Pre Training Nutrition

The cellular mechanics are complex, but the practical advice is straightforward: consume carbohydrates (or food) before training or risk compromising your results.

Many people — particularly busy parents trying to squeeze workouts into hectic schedules — believe fasted training might accelerate fat loss. This misconception may actually be undermining their progress. Without adequate glycogen stores, the body enters a catabolic state where it begins breaking down protein instead of building muscle.

This isn't merely theoretical; it's something I've experienced throughout my years of training. When glycogen stores are depleted, performance suffers noticeably.

For those unfamiliar with exercise physiology terminology, I break it down simply: catabolic means breaking down; anabolic means building up. If you want to build a stronger, more resilient body, you need to create conditions that favor the latter.

My approach to carbohydrate consumption isn't about indulgence. The natural sugars provide readily available energy, while the antioxidants in berries offer additional benefits for skin health and immune function. This isn't just about aesthetics; it's about creating systemic resilience.
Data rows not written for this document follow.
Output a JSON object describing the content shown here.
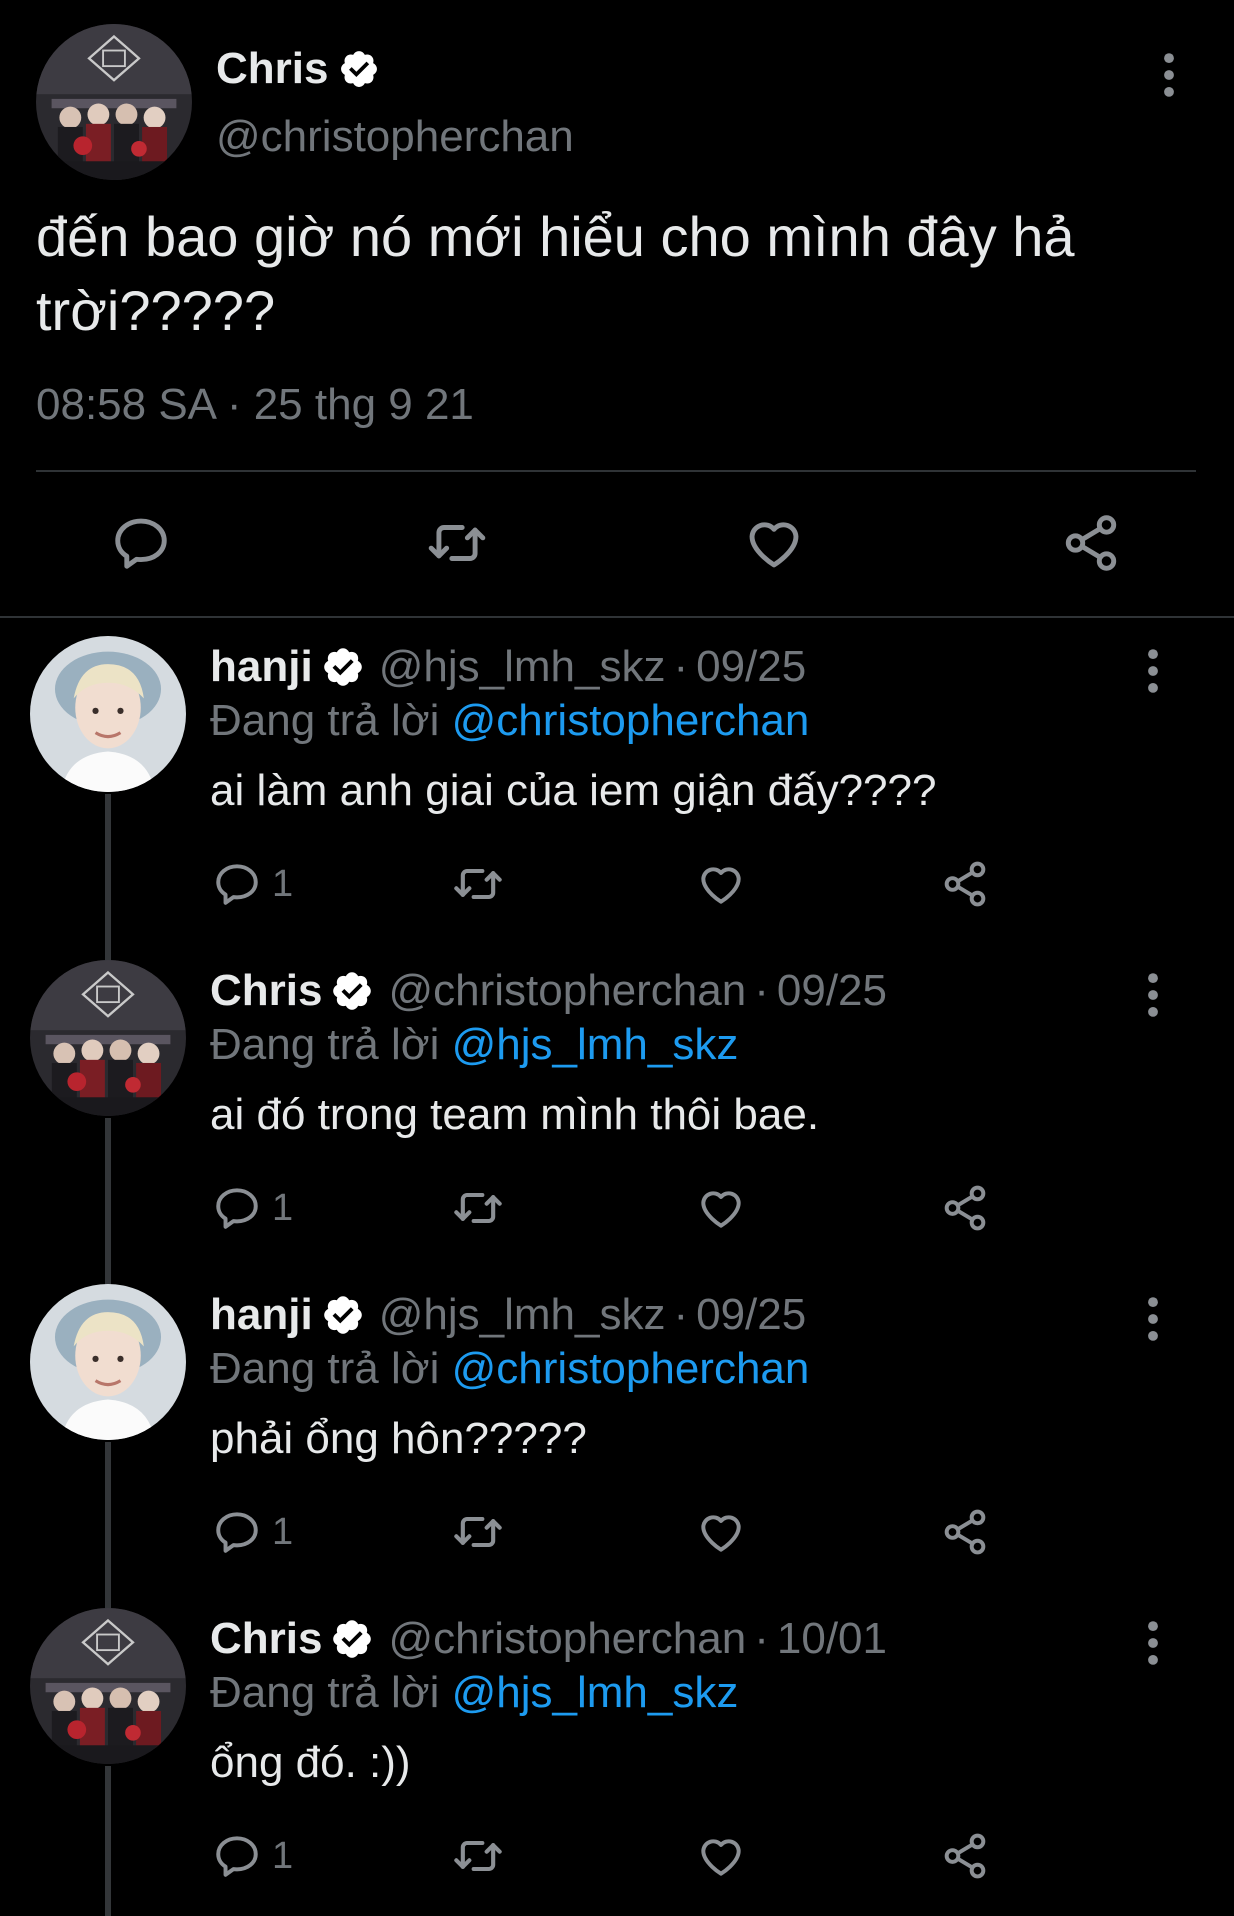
{
  "main_tweet": {
    "author_name": "Chris",
    "author_handle": "@christopherchan",
    "text": "đến bao giờ nó mới hiểu cho mình đây hả trời?????",
    "timestamp": "08:58 SA · 25 thg 9 21",
    "icons": [
      "verified-badge-icon",
      "more-icon",
      "reply-icon",
      "retweet-icon",
      "like-icon",
      "share-icon"
    ]
  },
  "replies": [
    {
      "author_name": "hanji",
      "author_handle": "@hjs_lmh_skz",
      "separator": "·",
      "date": "09/25",
      "replying_prefix": "Đang trả lời",
      "replying_to": "@christopherchan",
      "text": "ai làm anh giai của iem giận đấy????",
      "reply_count": "1"
    },
    {
      "author_name": "Chris",
      "author_handle": "@christopherchan",
      "separator": "·",
      "date": "09/25",
      "replying_prefix": "Đang trả lời",
      "replying_to": "@hjs_lmh_skz",
      "text": "ai đó trong team mình thôi bae.",
      "reply_count": "1"
    },
    {
      "author_name": "hanji",
      "author_handle": "@hjs_lmh_skz",
      "separator": "·",
      "date": "09/25",
      "replying_prefix": "Đang trả lời",
      "replying_to": "@christopherchan",
      "text": "phải ổng hôn?????",
      "reply_count": "1"
    },
    {
      "author_name": "Chris",
      "author_handle": "@christopherchan",
      "separator": "·",
      "date": "10/01",
      "replying_prefix": "Đang trả lời",
      "replying_to": "@hjs_lmh_skz",
      "text": "ổng đó. :))",
      "reply_count": "1"
    }
  ],
  "colors": {
    "background": "#000000",
    "primary_text": "#e7e9ea",
    "secondary_text": "#71767b",
    "mention": "#1d9bf0",
    "divider": "#2f3336"
  }
}
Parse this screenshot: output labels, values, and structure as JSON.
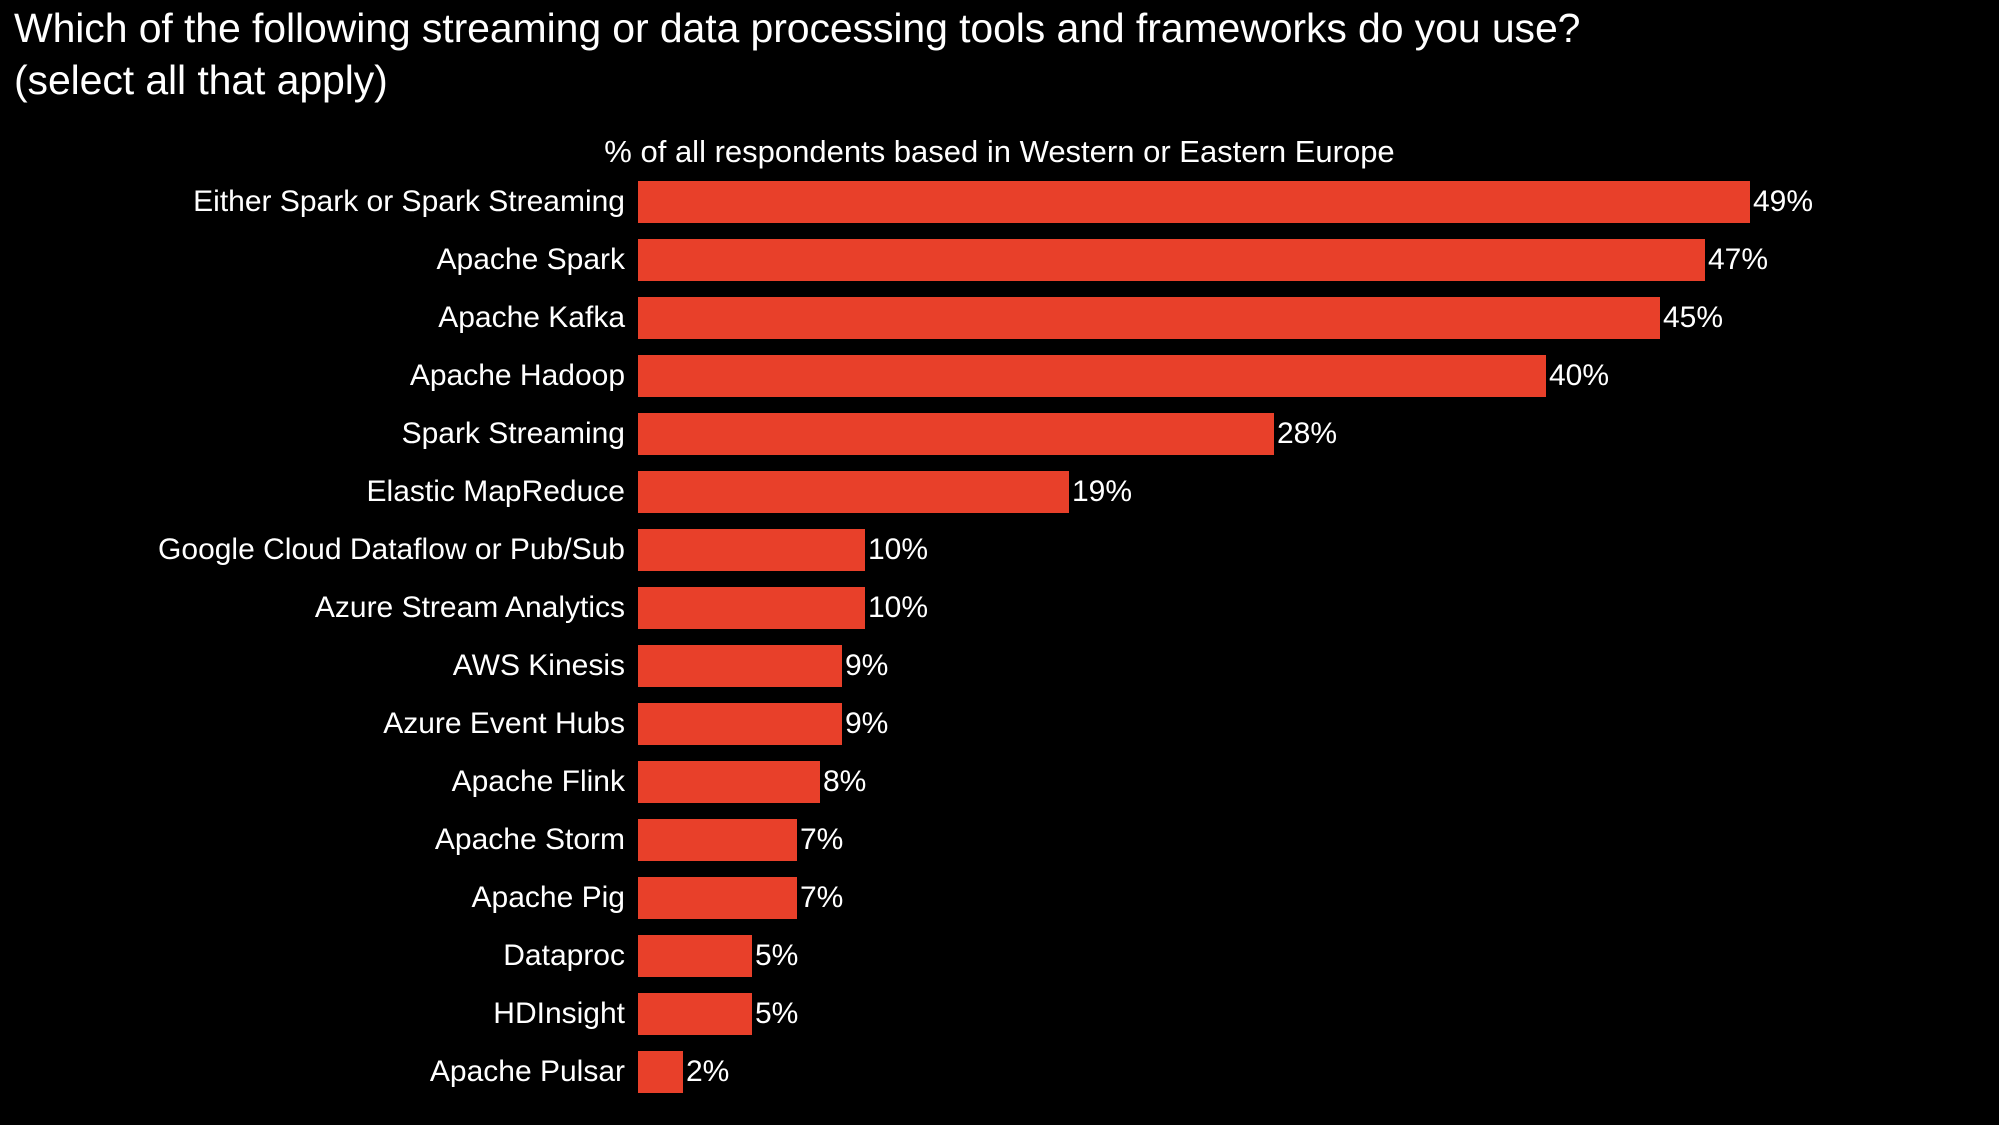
{
  "chart_data": {
    "type": "bar",
    "orientation": "horizontal",
    "title": "Which of the following streaming or data processing tools and frameworks do you use? (select all that apply)",
    "subtitle": "% of all respondents based in Western or Eastern Europe",
    "xlabel": "",
    "ylabel": "",
    "grid": false,
    "legend": "none",
    "bar_color": "#e8402a",
    "background_color": "#000000",
    "text_color": "#ffffff",
    "xlim": [
      0,
      49
    ],
    "value_suffix": "%",
    "categories": [
      "Either Spark or Spark Streaming",
      "Apache Spark",
      "Apache Kafka",
      "Apache Hadoop",
      "Spark Streaming",
      "Elastic MapReduce",
      "Google Cloud Dataflow or Pub/Sub",
      "Azure Stream Analytics",
      "AWS Kinesis",
      "Azure Event Hubs",
      "Apache Flink",
      "Apache Storm",
      "Apache Pig",
      "Dataproc",
      "HDInsight",
      "Apache Pulsar"
    ],
    "values": [
      49,
      47,
      45,
      40,
      28,
      19,
      10,
      10,
      9,
      9,
      8,
      7,
      7,
      5,
      5,
      2
    ],
    "value_labels": [
      "49%",
      "47%",
      "45%",
      "40%",
      "28%",
      "19%",
      "10%",
      "10%",
      "9%",
      "9%",
      "8%",
      "7%",
      "7%",
      "5%",
      "5%",
      "2%"
    ]
  },
  "title_lines": "Which of the following streaming or data processing tools and frameworks do you use?\n(select all that apply)"
}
The fitness industry is saturated with extremes: those who demonize carbohydrates entirely and those who consume them without discretion. I position myself in the evidence-based middle, where carbohydrates are recognized as essential tools for performance when used appropriately.

Marathon runners understand this intuitively. They don't attempt 26.2 miles without carbohydrate support along the way. Yet somehow, many weight-training enthusiasts believe they can approach a heavy session with depleted glycogen stores and achieve optimal results. This disconnect between endurance and resistance training nutrition principles puzzles me.

Overtraining represents another misunderstood concept in fitness communities. Many assume it simply means exercising too frequently. The reality is more nuanced: overtraining occurs when recovery resources are insufficient for the training load. Without adequate carbohydrates, even moderate training volumes can lead to overtraining symptoms.

If you're someone who trains for two-plus hours, believing more is always better, you're likely compromising tomorrow's workout for diminishing returns today.

The body doesn't reward this approach. Instead, it responds by becoming less efficient, progress stalls, and frustration mounts. I've watched countless dedicated individuals sabotage their results through this fundamental misunderstanding.

My message isn't complicated: eat before you train. Not excessively, but enough to fuel performance. Unless you're preparing for a specific event with particular aesthetic requirements — like a bodybuilding competition — arbitrary restrictions on pre-workout nutrition rarely serve your goals.

I'm not interested in perpetuating myths, however popular. I'm interested in what work, and what works, consistently and reliably, is providing your body with the carbohydrates it needs to perform at its best.